Supporters of Sarbanes-Oxley note that it was not designed to ensure that corporate accountants should be everywhere and know everything. And they say it is unfair to expect accountants to be front-line corporate cops, standing with government regulators in the fight against fraud.
Michael Oxley, former chairman of the House of Representatives Financial Services Committee, said the law he co-authored has stood the test of time.
“We’ve not had anything even approaching an Enron or a WorldCom or any of the other accounting scandals that we witnessed 11 years or so ago,” he said in an interview.
Blaming the law for some of the recent scandals is based on a misconception about what it was supposed to do, said Oxley, a Republican. “It really had nothing to do with Lehman Brothers, AIG and the other meltdowns in 2008. It didn’t really have anything to do with Bernie Madoff,” he said.
Former Democratic Senator Paul Sarbanes, who is scheduled to speak on Monday night with Oxley at an event marking the law’s 10th anniversary, has also been upbeat in recent remarks about the law.
SARBOX UNDER ATTACK
Approved over the resistance of much of the business community, Sarbanes-Oxley was under attack even before it took effect. Its requirement that companies pay for audits of their internal controls came in for particularly sharp criticism because of soaring costs and the provision was eventually scaled back.
Another weakening of the law was included in the Jumpstart Our Business Startups, or JOBS, Act, signed into law by President Barack Obama in April. Meant to aid small companies in raising capital and going public, the act lets small, start-up businesses ignore Sarbanes-Oxley’s checks on internal controls for a few years. Obama has told the Justice Department and the SEC to keep an eye out to protect investors, but some are concerned the act opens the way for misconduct.

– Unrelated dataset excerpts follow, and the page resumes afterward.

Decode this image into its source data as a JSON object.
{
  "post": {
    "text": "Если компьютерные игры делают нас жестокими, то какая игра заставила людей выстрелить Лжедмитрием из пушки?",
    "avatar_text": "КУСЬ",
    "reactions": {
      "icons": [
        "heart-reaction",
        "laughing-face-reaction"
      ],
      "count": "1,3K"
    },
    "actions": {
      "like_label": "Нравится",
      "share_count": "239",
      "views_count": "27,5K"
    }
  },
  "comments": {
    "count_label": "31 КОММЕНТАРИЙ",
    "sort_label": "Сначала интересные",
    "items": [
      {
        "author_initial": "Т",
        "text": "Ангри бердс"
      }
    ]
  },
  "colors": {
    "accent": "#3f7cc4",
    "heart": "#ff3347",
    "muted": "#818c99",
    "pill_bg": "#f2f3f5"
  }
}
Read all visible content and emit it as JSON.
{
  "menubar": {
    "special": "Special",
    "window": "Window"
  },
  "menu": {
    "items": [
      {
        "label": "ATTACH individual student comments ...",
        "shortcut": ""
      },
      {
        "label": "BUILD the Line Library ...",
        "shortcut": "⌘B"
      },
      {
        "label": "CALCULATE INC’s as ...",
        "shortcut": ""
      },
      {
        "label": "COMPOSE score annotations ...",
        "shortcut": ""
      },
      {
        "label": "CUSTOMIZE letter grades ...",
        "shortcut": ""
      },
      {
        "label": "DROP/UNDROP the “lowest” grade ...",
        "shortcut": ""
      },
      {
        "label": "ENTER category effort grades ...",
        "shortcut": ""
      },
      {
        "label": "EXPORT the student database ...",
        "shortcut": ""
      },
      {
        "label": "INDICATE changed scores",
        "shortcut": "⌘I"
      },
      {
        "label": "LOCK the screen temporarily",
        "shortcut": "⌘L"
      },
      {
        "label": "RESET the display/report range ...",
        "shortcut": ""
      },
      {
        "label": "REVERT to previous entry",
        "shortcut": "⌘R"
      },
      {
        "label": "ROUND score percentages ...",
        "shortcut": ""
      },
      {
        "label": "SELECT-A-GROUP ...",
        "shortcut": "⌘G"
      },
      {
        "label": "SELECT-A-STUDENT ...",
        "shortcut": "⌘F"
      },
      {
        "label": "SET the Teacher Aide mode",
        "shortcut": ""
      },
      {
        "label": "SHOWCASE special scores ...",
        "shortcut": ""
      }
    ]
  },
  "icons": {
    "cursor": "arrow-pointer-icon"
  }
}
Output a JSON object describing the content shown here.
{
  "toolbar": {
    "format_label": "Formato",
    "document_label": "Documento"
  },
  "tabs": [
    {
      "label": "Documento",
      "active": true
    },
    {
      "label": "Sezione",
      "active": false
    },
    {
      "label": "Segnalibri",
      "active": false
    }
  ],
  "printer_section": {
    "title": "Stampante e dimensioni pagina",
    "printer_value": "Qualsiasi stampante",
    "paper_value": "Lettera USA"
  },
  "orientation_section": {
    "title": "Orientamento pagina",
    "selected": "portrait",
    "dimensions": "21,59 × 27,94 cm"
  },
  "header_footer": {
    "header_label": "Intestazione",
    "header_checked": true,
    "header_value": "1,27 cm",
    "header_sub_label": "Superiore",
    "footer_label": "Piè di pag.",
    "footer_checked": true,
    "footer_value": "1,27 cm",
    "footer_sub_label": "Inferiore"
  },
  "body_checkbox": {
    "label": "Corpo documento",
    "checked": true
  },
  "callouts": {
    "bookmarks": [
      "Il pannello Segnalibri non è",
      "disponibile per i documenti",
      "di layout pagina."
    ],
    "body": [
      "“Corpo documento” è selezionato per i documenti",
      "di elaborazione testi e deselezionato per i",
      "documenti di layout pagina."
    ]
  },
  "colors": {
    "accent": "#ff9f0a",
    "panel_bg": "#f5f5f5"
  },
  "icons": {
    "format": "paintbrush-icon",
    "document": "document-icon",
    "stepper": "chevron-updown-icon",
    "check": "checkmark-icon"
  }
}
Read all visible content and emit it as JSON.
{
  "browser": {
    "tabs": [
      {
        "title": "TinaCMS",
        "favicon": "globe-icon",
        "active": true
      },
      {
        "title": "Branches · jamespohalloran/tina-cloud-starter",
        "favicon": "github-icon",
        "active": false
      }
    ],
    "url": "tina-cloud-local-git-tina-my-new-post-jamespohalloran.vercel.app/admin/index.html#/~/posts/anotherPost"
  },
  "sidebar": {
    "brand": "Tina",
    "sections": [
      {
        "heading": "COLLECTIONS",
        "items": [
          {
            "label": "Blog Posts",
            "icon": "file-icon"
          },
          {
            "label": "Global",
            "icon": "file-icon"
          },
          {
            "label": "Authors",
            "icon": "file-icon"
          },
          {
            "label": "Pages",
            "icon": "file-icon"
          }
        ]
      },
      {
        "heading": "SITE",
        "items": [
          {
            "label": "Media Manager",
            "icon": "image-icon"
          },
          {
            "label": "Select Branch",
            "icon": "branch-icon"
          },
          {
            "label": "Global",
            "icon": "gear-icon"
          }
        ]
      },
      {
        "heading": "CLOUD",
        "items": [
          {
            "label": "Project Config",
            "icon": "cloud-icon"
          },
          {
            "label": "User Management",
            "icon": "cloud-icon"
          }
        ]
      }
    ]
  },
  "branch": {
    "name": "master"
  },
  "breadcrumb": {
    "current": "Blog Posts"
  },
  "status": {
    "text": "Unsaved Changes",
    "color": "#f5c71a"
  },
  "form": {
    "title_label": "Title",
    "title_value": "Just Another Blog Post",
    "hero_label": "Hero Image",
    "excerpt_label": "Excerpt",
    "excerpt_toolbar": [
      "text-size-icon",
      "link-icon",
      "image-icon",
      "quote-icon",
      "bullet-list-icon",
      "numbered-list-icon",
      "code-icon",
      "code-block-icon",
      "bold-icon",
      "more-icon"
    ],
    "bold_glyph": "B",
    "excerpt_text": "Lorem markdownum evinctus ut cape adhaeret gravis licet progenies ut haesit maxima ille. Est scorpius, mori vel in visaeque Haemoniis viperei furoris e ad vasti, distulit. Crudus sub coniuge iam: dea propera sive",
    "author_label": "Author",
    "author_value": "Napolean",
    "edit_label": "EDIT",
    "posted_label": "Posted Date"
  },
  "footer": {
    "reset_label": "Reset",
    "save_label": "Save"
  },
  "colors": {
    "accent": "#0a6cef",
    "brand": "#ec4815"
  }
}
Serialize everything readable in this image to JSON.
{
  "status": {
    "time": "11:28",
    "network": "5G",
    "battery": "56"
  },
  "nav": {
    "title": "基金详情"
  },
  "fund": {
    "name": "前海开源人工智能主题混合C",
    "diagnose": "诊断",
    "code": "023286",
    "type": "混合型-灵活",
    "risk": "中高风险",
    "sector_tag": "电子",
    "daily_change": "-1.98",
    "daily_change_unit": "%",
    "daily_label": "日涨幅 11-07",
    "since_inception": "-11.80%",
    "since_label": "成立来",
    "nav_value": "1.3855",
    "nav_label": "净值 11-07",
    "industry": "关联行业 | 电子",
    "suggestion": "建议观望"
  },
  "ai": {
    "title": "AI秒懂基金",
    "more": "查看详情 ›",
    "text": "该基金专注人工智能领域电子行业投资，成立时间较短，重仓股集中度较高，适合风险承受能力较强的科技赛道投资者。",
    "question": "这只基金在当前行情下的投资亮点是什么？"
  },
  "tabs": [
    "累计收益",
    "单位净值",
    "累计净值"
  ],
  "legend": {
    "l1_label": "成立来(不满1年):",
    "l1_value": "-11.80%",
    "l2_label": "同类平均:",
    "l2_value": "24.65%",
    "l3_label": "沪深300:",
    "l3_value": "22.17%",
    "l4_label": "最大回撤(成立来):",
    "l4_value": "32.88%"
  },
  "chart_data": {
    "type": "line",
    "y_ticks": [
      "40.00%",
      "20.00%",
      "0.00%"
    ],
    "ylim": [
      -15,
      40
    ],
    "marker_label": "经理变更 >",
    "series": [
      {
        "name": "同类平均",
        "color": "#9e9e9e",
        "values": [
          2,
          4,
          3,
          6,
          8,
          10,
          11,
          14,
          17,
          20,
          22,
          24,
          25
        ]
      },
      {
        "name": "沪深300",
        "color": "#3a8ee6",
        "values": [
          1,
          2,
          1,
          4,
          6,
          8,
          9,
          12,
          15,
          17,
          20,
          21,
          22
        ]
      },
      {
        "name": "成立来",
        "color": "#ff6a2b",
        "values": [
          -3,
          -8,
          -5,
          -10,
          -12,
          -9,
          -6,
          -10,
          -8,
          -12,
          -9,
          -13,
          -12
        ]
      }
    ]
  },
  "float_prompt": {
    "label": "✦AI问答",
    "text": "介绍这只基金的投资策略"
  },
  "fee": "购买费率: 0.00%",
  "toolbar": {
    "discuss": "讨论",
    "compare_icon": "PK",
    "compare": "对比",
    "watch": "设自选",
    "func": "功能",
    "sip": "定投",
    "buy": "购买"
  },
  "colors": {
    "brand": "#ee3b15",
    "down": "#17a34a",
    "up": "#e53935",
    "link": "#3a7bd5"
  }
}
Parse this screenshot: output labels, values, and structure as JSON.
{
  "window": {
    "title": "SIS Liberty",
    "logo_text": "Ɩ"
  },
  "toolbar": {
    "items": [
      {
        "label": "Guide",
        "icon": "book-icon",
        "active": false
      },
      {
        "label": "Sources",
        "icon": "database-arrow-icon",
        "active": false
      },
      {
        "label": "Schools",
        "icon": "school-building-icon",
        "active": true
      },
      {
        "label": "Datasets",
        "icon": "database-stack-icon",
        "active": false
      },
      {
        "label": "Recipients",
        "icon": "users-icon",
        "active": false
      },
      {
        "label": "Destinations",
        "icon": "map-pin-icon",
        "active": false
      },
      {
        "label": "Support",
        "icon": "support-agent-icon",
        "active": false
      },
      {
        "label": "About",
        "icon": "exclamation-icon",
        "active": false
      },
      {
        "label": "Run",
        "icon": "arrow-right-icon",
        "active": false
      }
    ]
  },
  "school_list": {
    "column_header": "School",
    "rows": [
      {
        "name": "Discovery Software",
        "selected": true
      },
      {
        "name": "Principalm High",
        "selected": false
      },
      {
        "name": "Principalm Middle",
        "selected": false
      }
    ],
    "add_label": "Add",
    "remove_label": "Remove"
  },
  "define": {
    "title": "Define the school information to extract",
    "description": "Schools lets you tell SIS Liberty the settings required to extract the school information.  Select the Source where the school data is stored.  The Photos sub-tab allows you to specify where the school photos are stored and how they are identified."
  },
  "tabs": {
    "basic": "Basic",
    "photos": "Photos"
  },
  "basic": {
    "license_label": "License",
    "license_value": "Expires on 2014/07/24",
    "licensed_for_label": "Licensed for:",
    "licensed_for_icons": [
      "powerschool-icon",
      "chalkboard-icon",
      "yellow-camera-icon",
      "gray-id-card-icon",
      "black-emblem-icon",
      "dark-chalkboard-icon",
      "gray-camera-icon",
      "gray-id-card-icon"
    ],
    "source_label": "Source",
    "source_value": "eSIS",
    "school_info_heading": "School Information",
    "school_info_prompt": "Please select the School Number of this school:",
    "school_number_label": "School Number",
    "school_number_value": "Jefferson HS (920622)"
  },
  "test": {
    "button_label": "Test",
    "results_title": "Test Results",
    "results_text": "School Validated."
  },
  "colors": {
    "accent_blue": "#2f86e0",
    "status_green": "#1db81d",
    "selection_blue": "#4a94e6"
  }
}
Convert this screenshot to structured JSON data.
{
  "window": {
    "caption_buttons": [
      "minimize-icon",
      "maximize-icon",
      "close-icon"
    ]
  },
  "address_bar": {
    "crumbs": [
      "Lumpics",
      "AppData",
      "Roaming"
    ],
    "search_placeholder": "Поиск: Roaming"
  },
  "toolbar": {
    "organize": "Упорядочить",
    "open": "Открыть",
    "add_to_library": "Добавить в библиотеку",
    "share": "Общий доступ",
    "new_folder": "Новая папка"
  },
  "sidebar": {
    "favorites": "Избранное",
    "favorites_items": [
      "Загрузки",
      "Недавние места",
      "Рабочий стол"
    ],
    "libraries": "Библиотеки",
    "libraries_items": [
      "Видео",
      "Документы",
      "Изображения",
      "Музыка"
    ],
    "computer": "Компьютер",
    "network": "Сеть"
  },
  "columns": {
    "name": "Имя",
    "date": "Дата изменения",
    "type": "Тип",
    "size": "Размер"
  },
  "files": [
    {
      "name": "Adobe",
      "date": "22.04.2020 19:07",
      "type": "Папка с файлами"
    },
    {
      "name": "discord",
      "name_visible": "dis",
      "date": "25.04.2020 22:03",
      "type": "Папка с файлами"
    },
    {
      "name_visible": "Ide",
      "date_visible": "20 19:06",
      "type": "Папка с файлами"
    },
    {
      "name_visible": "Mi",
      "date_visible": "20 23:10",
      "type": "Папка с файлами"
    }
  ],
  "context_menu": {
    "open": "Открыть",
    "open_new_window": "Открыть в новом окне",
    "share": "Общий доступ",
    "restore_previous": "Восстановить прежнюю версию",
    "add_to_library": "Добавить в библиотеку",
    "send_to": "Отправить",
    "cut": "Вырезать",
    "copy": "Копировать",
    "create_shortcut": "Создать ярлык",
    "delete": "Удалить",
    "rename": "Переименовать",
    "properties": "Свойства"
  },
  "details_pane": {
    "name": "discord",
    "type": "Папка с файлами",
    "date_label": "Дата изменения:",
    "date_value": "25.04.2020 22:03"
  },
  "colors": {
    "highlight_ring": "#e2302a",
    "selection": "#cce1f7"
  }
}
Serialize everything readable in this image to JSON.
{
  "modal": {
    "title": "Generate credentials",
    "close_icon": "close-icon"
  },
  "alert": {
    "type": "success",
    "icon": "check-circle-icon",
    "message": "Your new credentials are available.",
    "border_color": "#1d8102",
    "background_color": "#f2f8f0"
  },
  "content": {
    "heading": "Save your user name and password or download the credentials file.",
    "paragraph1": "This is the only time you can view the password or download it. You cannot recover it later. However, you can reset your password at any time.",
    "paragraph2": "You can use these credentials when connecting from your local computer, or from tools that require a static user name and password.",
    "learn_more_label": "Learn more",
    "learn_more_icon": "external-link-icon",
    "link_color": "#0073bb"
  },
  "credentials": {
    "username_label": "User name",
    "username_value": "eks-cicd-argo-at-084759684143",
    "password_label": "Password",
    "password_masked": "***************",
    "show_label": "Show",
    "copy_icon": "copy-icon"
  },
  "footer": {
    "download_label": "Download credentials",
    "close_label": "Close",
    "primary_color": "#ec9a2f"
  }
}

Another challenge to Sarbanes-Oxley is still to come. Concerned about the performance of auditors in the credit crisis, the PCAOB is considering an array of tough reforms and encountering fierce opposition from business lobbyists.
Congressional opponents of Sarbanes-Oxley have additionally tried sometimes to limit its scope by holding back the budgets and staffing of regulatory agencies like the SEC.
Lynn Turner, a former chief accountant at the SEC, one of the agencies that enforces Sarbanes-Oxley, said: “It’s like any legislation. It only works if you’ve got a regulator and a cop enforcing it.”